• Sat. Oct 29th, 2022

Gloomy outlook for 2021 after pandemic batters economy in 2020

Feb 12, 2021

UK economic output fell 9.9 per cent in 2020, the largest drop in 300 years and more than twice the fall during the financial crisis, laying bare the scale of the pandemic’s impact.
The economy grew more than expected in the fourth quarter despite extensive Covid-19 restrictions but remained smaller than before the pandemic. The outlook for the start of 2021 has darkened.
Output expanded 1 per cent in the three months to December from the previous quarter, according to data from the Office for National Statistics — a stronger showing than the 0.5 per cent forecast by economists polled by Reuters.
But the figures released on Friday showed UK output was down 7.8 per cent from the final quarter of 2019, twice the decline in Germany and three times the drop in the US. The differences reflect long periods of tough restrictions in the UK as well as generous US stimulus plans and tax cuts in Germany.
The 9.9 per cent decline for 2020 was the biggest since the great frost of 1709 and eclipsed the 9.7 per cent contraction of 1921, when world economies were battered by the post-first world war downturn. The UK remains the laggard among the G7 countries for which 2020 fourth-quarter data are available, even if comparisons are complicated by different accounting methods.
Rishi Sunak, chancellor, said: “Today’s figures show that the economy has experienced a serious shock as a result of the pandemic, which has been felt by countries around the world.
“While there are some positive signs of the economy’s resilience over the winter, we know that the current lockdown continues to have a significant impact on many people and businesses.”
Alpesh Paleja, lead economist at the CBI, said the Budget in March “comes at a critical time for the UK. Extending the furlough scheme through to summer and continuing the business rates holiday for another three months will help safeguard jobs, livelihoods and communities across the country.”
The Bank of England expects the economy to contract sharply in the first quarter because of the latest national lockdown. But the UK has been relatively swift with its vaccine campaign, raising hopes of an economic recovery from the spring.
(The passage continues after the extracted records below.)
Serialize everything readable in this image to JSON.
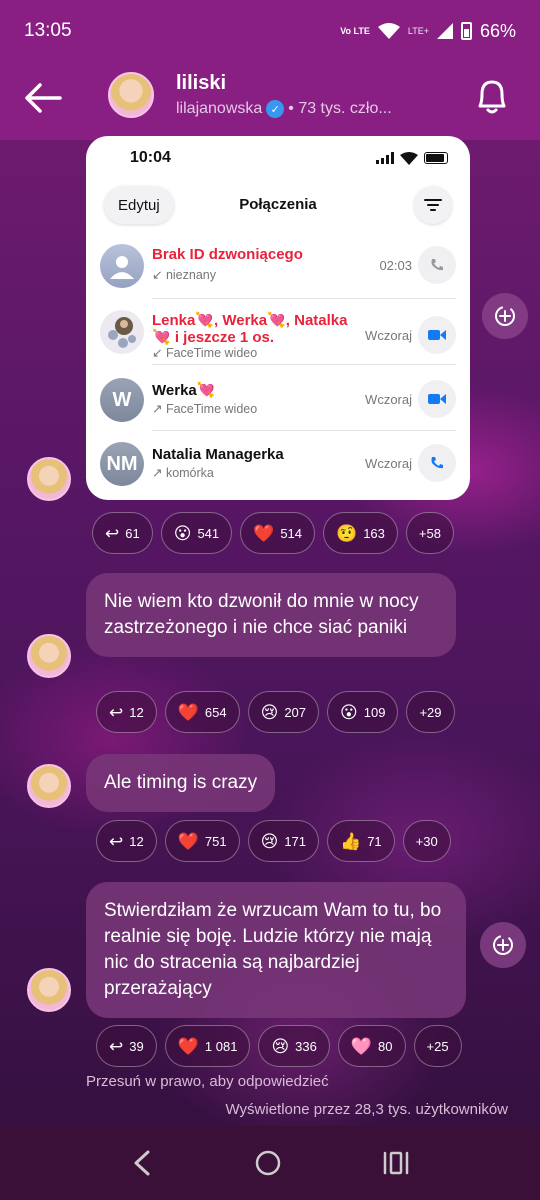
{
  "status_bar": {
    "time": "13:05",
    "volte": "Vo LTE",
    "lte": "LTE+",
    "battery": "66%"
  },
  "header": {
    "title": "liliski",
    "handle": "lilajanowska",
    "subtitle": "• 73 tys. czło..."
  },
  "screenshot": {
    "time": "10:04",
    "edit_label": "Edytuj",
    "title": "Połączenia",
    "calls": [
      {
        "name": "Brak ID dzwoniącego",
        "detail": "↙ nieznany",
        "time": "02:03",
        "missed": true,
        "type": "phone"
      },
      {
        "name": "Lenka💘, Werka💘, Natalka 💘 i jeszcze 1 os.",
        "detail": "↙ FaceTime wideo",
        "time": "Wczoraj",
        "missed": true,
        "type": "video"
      },
      {
        "name": "Werka💘",
        "detail": "↗ FaceTime wideo",
        "time": "Wczoraj",
        "missed": false,
        "type": "video",
        "initials": "W"
      },
      {
        "name": "Natalia Managerka",
        "detail": "↗ komórka",
        "time": "Wczoraj",
        "missed": false,
        "type": "phone",
        "initials": "NM"
      }
    ]
  },
  "messages": [
    {
      "text": "",
      "reactions": [
        {
          "emoji": "↩",
          "count": "61"
        },
        {
          "emoji": "😮",
          "count": "541"
        },
        {
          "emoji": "❤️",
          "count": "514"
        },
        {
          "emoji": "🤨",
          "count": "163"
        },
        {
          "emoji": "",
          "count": "+58"
        }
      ]
    },
    {
      "text": "Nie wiem kto dzwonił do mnie w nocy zastrzeżonego i nie chce siać paniki",
      "reactions": [
        {
          "emoji": "↩",
          "count": "12"
        },
        {
          "emoji": "❤️",
          "count": "654"
        },
        {
          "emoji": "😢",
          "count": "207"
        },
        {
          "emoji": "😮",
          "count": "109"
        },
        {
          "emoji": "",
          "count": "+29"
        }
      ]
    },
    {
      "text": "Ale timing is crazy",
      "reactions": [
        {
          "emoji": "↩",
          "count": "12"
        },
        {
          "emoji": "❤️",
          "count": "751"
        },
        {
          "emoji": "😢",
          "count": "171"
        },
        {
          "emoji": "👍",
          "count": "71"
        },
        {
          "emoji": "",
          "count": "+30"
        }
      ]
    },
    {
      "text": "Stwierdziłam że wrzucam Wam to tu, bo realnie się boję. Ludzie którzy nie mają nic do stracenia są najbardziej przerażający",
      "reactions": [
        {
          "emoji": "↩",
          "count": "39"
        },
        {
          "emoji": "❤️",
          "count": "1 081"
        },
        {
          "emoji": "😢",
          "count": "336"
        },
        {
          "emoji": "🩷",
          "count": "80"
        },
        {
          "emoji": "",
          "count": "+25"
        }
      ]
    }
  ],
  "footer": {
    "hint": "Przesuń w prawo, aby odpowiedzieć",
    "views": "Wyświetlone przez 28,3 tys. użytkowników"
  },
  "colors": {
    "header": "#8a1f83",
    "bubble": "#78377a",
    "missed": "#e7243c"
  }
}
Samuel Tombs, chief UK economist at Pantheon Macroeconomics, said: “We look for a hefty 6 per cent quarter-on-quarter rebound in GDP in the second quarter, followed by a 2.2 per cent increase in the third.” That could mean a “faster recovery than in other European countries, where the vaccine rollout has been much slower”, he added.
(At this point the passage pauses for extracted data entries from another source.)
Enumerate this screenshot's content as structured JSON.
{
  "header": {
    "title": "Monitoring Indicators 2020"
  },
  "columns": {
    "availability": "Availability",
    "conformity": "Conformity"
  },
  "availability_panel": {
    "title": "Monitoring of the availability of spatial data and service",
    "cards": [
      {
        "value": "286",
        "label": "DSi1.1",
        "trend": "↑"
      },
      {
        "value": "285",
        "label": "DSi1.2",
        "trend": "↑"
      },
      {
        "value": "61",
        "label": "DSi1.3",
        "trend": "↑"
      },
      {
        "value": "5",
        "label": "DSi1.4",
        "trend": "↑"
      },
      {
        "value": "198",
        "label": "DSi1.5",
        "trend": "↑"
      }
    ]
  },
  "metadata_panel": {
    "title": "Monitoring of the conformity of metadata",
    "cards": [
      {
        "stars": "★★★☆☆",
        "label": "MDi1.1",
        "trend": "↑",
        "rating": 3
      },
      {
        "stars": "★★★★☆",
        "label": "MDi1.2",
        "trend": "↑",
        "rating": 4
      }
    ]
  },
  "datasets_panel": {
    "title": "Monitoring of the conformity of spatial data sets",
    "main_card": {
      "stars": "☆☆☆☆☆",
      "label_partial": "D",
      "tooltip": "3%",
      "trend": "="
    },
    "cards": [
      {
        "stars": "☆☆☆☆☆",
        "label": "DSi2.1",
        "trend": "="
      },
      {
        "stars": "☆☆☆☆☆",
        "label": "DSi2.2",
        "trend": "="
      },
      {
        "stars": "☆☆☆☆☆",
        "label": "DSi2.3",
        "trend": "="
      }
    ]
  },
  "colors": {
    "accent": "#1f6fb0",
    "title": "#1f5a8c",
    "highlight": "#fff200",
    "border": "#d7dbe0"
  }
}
In the final quarter of 2020, economic growth was supported by expansions in government expenditure and gross capital formation, which includes business investment and housing.
However, business investment was 10.3 per cent below its pre-pandemic levels, pointing to continuing uncertainty and subdued demand weighing on business capital expenditure decisions and limiting potential growth.
The ONS also reported a widening goods trade deficit in the last three months of 2020, driven by rising imports from the EU as businesses prepared for the end of the transition period.
In December, the economy expanded 1.2 per cent compared with the previous month, while the November figure was revised 0.3 percentage points up to a 2.3 per cent fall as England was in a lockdown.
“Loosening of restrictions in many parts of the UK saw elements of the economy recover some lost ground in December,” said Jonathan Athow, deputy national statistician for economic statistics, “with hospitality, car sales and hairdressers all seeing growth.”
An increase in Covid-19 testing and tracing had also boosted output, he added.
The services sector staged the strongest rebound, rising 1.7 per cent in December compared with the previous month as the reopening of client-facing services such as non-essential stores, bars and restaurants boosted sales.
Growth in manufacturing was slower than in the services sector but followed seven months of uninterrupted expansion. In contrast, output in the construction sector fell for the first time since the spring.
Jonathan Gillham, PwC chief economist, said: “These figures are much less worse than expected and show that, from an economic perspective, we are becoming more adaptable to being locked down”.